そのため肌への親和性が高く、刺激が非常に少ないのが特徴です。
必要なうるおいは残しつつ、余分な皮脂や汚れだけを優しく洗い上げるため、乾燥肌や敏感肌の女性、薄毛が気になる方の頭皮ケアに適しています。
石けん系・高級アルコール系洗浄成分との違い
高級アルコール系は安価で泡立ちが良いため市販のシャンプーに多く使われますが、洗浄力が強く脱脂力も高いため、頭皮の乾燥を招く場合があります。
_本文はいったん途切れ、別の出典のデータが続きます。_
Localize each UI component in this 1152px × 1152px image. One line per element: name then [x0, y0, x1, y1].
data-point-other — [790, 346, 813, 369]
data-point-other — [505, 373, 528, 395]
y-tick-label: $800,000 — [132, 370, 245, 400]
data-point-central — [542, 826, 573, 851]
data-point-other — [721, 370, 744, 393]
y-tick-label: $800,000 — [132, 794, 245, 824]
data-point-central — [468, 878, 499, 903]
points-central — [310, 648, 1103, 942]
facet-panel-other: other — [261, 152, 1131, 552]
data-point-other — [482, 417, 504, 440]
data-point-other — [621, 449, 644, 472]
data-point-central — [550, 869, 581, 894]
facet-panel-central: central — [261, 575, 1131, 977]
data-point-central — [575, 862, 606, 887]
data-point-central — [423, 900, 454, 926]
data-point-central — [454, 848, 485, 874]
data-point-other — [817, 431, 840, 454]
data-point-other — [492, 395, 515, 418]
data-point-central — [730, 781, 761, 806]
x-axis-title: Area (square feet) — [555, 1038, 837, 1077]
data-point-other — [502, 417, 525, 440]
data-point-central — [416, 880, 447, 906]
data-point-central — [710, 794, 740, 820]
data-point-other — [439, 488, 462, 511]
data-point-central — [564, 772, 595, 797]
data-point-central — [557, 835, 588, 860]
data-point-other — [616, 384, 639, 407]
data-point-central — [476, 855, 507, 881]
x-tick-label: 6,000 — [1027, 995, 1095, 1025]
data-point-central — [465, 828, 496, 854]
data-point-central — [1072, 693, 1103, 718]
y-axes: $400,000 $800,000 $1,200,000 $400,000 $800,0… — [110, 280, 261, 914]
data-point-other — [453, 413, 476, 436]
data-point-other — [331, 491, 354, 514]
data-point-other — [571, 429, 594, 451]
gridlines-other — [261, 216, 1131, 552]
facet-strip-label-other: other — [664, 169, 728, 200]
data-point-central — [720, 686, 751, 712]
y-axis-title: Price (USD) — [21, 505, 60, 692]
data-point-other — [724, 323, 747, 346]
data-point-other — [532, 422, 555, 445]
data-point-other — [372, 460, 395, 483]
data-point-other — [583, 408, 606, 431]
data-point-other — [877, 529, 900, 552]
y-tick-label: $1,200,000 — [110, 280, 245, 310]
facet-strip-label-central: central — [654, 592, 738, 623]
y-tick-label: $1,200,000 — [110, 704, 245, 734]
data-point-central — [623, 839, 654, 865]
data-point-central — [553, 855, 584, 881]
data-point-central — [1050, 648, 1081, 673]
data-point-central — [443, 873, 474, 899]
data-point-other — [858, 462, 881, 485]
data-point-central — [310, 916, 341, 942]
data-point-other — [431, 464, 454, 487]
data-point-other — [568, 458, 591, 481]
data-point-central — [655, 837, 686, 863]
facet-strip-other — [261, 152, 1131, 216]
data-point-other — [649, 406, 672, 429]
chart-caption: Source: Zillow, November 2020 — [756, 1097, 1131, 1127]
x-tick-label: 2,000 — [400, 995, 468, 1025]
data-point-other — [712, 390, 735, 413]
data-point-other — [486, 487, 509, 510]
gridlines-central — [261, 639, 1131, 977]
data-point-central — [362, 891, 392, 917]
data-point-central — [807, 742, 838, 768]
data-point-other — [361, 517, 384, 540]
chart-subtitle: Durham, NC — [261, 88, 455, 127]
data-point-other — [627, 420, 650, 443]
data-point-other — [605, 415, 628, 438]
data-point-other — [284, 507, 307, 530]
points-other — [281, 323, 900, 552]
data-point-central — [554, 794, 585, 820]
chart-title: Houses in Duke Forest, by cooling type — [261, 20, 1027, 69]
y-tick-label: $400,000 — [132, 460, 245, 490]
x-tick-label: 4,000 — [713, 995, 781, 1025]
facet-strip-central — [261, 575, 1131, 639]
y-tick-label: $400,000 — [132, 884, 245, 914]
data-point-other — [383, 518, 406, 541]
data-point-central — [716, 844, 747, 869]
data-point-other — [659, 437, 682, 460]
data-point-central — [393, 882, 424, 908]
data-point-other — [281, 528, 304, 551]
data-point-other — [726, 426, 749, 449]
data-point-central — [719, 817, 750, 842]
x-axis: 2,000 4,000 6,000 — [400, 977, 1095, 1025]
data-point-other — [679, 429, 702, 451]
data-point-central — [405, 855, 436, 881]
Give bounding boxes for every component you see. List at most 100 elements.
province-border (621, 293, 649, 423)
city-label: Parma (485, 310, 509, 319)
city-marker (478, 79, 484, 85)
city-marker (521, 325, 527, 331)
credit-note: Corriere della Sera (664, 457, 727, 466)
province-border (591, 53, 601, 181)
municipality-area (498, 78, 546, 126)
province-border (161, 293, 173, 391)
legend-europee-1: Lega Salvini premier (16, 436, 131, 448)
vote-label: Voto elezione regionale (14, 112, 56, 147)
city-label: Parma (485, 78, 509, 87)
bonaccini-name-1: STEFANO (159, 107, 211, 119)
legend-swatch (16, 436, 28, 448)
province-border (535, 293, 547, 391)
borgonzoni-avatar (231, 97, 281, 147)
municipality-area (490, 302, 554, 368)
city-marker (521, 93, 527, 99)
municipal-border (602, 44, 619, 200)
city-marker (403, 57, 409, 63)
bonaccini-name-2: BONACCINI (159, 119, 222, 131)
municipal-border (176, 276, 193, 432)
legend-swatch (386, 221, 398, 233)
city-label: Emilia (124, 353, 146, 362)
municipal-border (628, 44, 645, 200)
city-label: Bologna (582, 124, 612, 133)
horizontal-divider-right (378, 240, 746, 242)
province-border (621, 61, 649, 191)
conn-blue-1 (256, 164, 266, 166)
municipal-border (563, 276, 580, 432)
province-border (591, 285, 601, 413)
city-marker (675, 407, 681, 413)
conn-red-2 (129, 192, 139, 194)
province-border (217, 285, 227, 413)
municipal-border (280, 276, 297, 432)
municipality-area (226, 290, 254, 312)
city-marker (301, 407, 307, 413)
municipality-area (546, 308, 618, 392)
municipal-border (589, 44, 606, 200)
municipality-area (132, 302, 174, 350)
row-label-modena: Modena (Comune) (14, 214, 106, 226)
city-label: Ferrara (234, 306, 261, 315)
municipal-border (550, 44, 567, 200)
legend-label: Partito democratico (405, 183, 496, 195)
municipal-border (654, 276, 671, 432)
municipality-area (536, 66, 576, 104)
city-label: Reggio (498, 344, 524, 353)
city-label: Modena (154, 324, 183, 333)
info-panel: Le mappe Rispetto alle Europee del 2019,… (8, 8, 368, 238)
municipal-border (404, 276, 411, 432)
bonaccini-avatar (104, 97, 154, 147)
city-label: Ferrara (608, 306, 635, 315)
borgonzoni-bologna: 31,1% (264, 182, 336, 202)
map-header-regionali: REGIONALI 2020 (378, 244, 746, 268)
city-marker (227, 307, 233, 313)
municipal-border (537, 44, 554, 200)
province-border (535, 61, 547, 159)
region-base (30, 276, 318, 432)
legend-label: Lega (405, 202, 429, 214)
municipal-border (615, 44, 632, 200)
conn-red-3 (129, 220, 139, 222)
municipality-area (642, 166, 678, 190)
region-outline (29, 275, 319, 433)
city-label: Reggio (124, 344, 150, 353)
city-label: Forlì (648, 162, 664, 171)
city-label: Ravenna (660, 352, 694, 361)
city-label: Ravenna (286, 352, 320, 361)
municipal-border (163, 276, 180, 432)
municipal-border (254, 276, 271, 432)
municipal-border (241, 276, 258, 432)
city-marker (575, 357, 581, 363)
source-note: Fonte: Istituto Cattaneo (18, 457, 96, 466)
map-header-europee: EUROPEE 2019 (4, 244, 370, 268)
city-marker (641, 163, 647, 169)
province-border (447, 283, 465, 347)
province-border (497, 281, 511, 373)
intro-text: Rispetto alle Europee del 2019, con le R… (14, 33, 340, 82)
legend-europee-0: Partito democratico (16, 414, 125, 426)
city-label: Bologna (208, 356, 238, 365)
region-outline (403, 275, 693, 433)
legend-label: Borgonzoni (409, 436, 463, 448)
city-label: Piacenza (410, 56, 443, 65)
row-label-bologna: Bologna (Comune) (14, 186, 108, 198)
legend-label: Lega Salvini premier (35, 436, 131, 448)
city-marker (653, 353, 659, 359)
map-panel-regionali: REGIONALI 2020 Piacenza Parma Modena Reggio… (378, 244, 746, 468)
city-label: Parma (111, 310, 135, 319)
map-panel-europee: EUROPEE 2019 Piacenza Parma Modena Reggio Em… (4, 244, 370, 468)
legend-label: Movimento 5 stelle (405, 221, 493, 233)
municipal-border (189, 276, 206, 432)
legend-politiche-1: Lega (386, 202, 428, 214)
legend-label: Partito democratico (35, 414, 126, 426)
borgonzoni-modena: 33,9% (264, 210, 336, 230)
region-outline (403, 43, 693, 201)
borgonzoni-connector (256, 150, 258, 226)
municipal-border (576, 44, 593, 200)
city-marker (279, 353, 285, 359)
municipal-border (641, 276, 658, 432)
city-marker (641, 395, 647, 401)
石けん系はさっぱりとした洗い上がりが特徴ですが、アルカリ性のため髪のキューティクルが開きやすく、きしみやごわつきを感じるケースがあります。
【要チェック】女性の薄毛対策で避けたいシャンプーの悪い成分
頭皮環境を健やかに保つためには、刺激となる成分を避けることが重要です。
シャンプー選びの際に特に注意したい成分を確認しておきましょう。
刺激の強い洗浄成分
「ラウレス硫酸Na」や「ラウリル硫酸Na」といった高級アルコール系の洗浄成分は、非常に洗浄力が高い反面、頭皮への刺激も強い成分です。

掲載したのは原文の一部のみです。